The decryption key – a 16-bit character string – became an illegal number to publish (based on the DMCA), and any article published containing the number was treated as illegal and in violation of fair use and the DMCA.
In true community spirit, web users were outraged by the event, and began finding new and interesting ways to publish the key, and then Digg them. Realizing the community outrage, Digg.com’s founder Kevin Rose issued a press release on the on Digg blog, claiming that:
after seeing hundreds of stories and reading thousands of comments, you’ve made it clear. You’d rather see Digg go down fighting than bow down to a bigger company. We hear you, and effective immediately we won’t delete stories or comments containing the code and will deal with whatever the consequences might be.

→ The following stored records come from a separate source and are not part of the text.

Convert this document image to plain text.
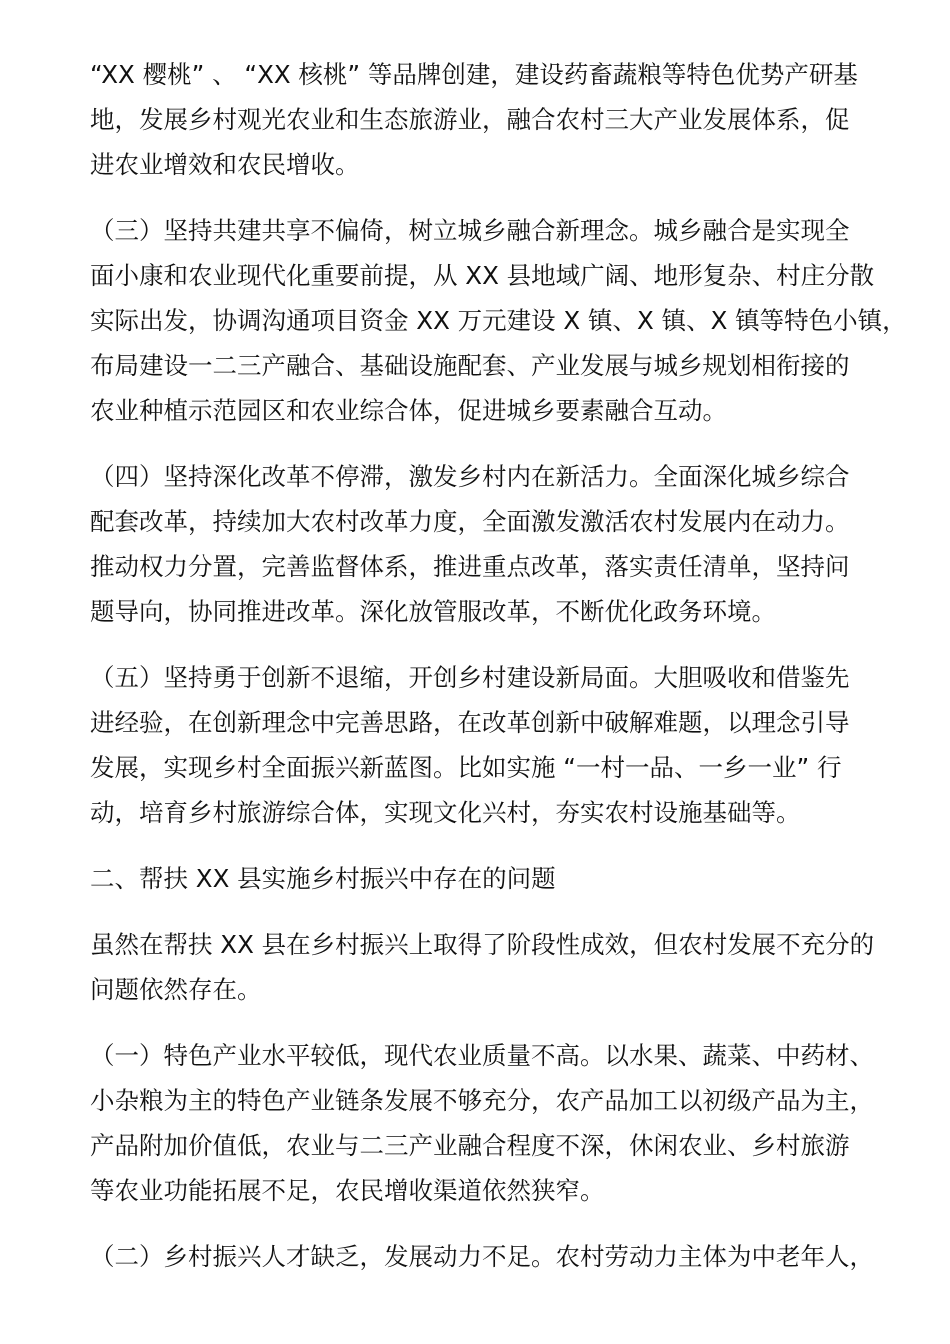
“XX 樱桃” 、 “XX 核桃” 等品牌创建，建设药畜蔬粮等特色优势产研基
地，发展乡村观光农业和生态旅游业，融合农村三大产业发展体系，促
进农业增效和农民增收。
（三）坚持共建共享不偏倚，树立城乡融合新理念。城乡融合是实现全
面小康和农业现代化重要前提，从 XX 县地域广阔、地形复杂、村庄分散
实际出发，协调沟通项目资金 XX 万元建设 X 镇、X 镇、X 镇等特色小镇，
布局建设一二三产融合、基础设施配套、产业发展与城乡规划相衔接的
农业种植示范园区和农业综合体，促进城乡要素融合互动。
（四）坚持深化改革不停滞，激发乡村内在新活力。全面深化城乡综合
配套改革，持续加大农村改革力度，全面激发激活农村发展内在动力。
推动权力分置，完善监督体系，推进重点改革，落实责任清单，坚持问
题导向，协同推进改革。深化放管服改革，不断优化政务环境。
（五）坚持勇于创新不退缩，开创乡村建设新局面。大胆吸收和借鉴先
进经验，在创新理念中完善思路，在改革创新中破解难题，以理念引导
发展，实现乡村全面振兴新蓝图。比如实施 “一村一品、一乡一业” 行
动，培育乡村旅游综合体，实现文化兴村，夯实农村设施基础等。
二、帮扶 XX 县实施乡村振兴中存在的问题
虽然在帮扶 XX 县在乡村振兴上取得了阶段性成效，但农村发展不充分的
问题依然存在。
（一）特色产业水平较低，现代农业质量不高。以水果、蔬菜、中药材、
小杂粮为主的特色产业链条发展不够充分，农产品加工以初级产品为主，
产品附加价值低，农业与二三产业融合程度不深，休闲农业、乡村旅游
等农业功能拓展不足，农民增收渠道依然狭窄。
（二）乡村振兴人才缺乏，发展动力不足。农村劳动力主体为中老年人，
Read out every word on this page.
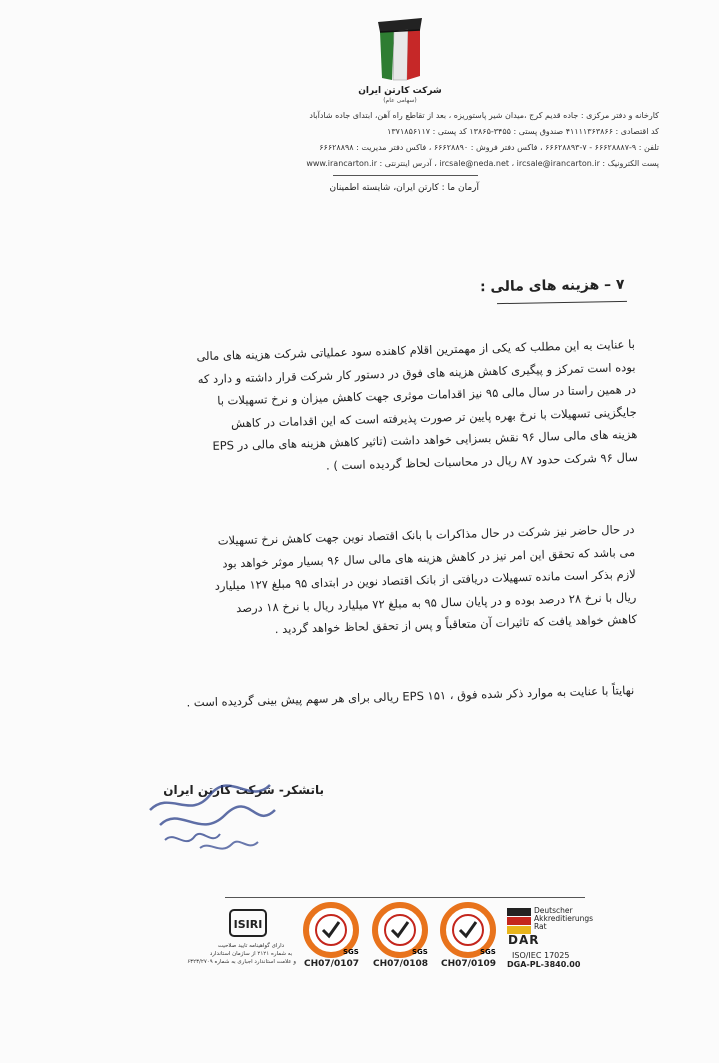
شرکت کارتن ایران
(سهامی عام)
کارخانه و دفتر مرکزی : جاده قدیم کرج ،میدان شیر پاستوریزه ، بعد از تقاطع راه آهن، ابتدای جاده شادآباد
کد اقتصادی : ۴۱۱۱۱۳۶۳۸۶۶ صندوق پستی : ۳۴۵۵-۱۳۸۶۵ کد پستی : ۱۳۷۱۸۵۶۱۱۷
تلفن : ۹-۶۶۶۲۸۸۸۷ - ۷-۶۶۶۲۸۸۹۳ ، فاکس دفتر فروش : ۶۶۶۲۸۸۹۰ ، فاکس دفتر مدیریت : ۶۶۶۲۸۸۹۸
پست الکترونیک : ircsale@neda.net ، ircsale@irancarton.ir ، آدرس اینترنتی : www.irancarton.ir
آرمان ما : کارتن ایران، شایسته اطمینان
۷ – هزینه های مالی :
با عنایت به این مطلب که یکی از مهمترین اقلام کاهنده سود عملیاتی شرکت هزینه های مالی
بوده است تمرکز و پیگیری کاهش هزینه های فوق در دستور کار شرکت قرار داشته و دارد که
در همین راستا در سال مالی ۹۵ نیز اقدامات موثری جهت کاهش میزان و نرخ تسهیلات با
جایگزینی تسهیلات با نرخ بهره پایین تر صورت پذیرفته است که این اقدامات در کاهش
هزینه های مالی سال ۹۶ نقش بسزایی خواهد داشت (تاثیر کاهش هزینه های مالی در EPS
سال ۹۶ شرکت حدود ۸۷ ریال در محاسبات لحاظ گردیده است ) .
در حال حاضر نیز شرکت در حال مذاکرات با بانک اقتصاد نوین جهت کاهش نرخ تسهیلات
می باشد که تحقق این امر نیز در کاهش هزینه های مالی سال ۹۶ بسیار موثر خواهد بود
لازم بذکر است مانده تسهیلات دریافتی از بانک اقتصاد نوین در ابتدای ۹۵ مبلغ ۱۲۷ میلیارد
ریال با نرخ ۲۸ درصد بوده و در پایان سال ۹۵ به مبلغ ۷۲ میلیارد ریال با نرخ ۱۸ درصد
کاهش خواهد یافت که تاثیرات آن متعاقباً و پس از تحقق لحاظ خواهد گردید .
نهایتاً با عنایت به موارد ذکر شده فوق ، EPS ۱۵۱ ریالی برای هر سهم پیش بینی گردیده است .
باتشکر- شرکت کارتن ایران
ISIRI
دارای گواهینامه تایید صلاحیت
به شماره ۲۱۲۱ از سازمان استاندارد
و علامت استاندارد اجباری به شماره ۶۳۲۳/۲۷۰۹
SGS
CH07/0107
SGS
CH07/0108
SGS
CH07/0109
Deutscher Akkreditierungs Rat
DAR
ISO/IEC 17025
DGA-PL-3840.00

He signed off his post with this line: "If we lose, then what the hell, at least we died trying."
This sign of social media, and the way educated and empowered web citizens use the web, is something companies, and marketers, should embrace, rather than lock-down. This whole fiasco likely publicized the circumvention technique, rather than suppressing it – it was a total PR nightmare. In addition to this, the number spread laterally across social networking sites like Facebook and MySpace, as users expressed their unrest after feeling abused.
What are your impressions on this whole fiasco?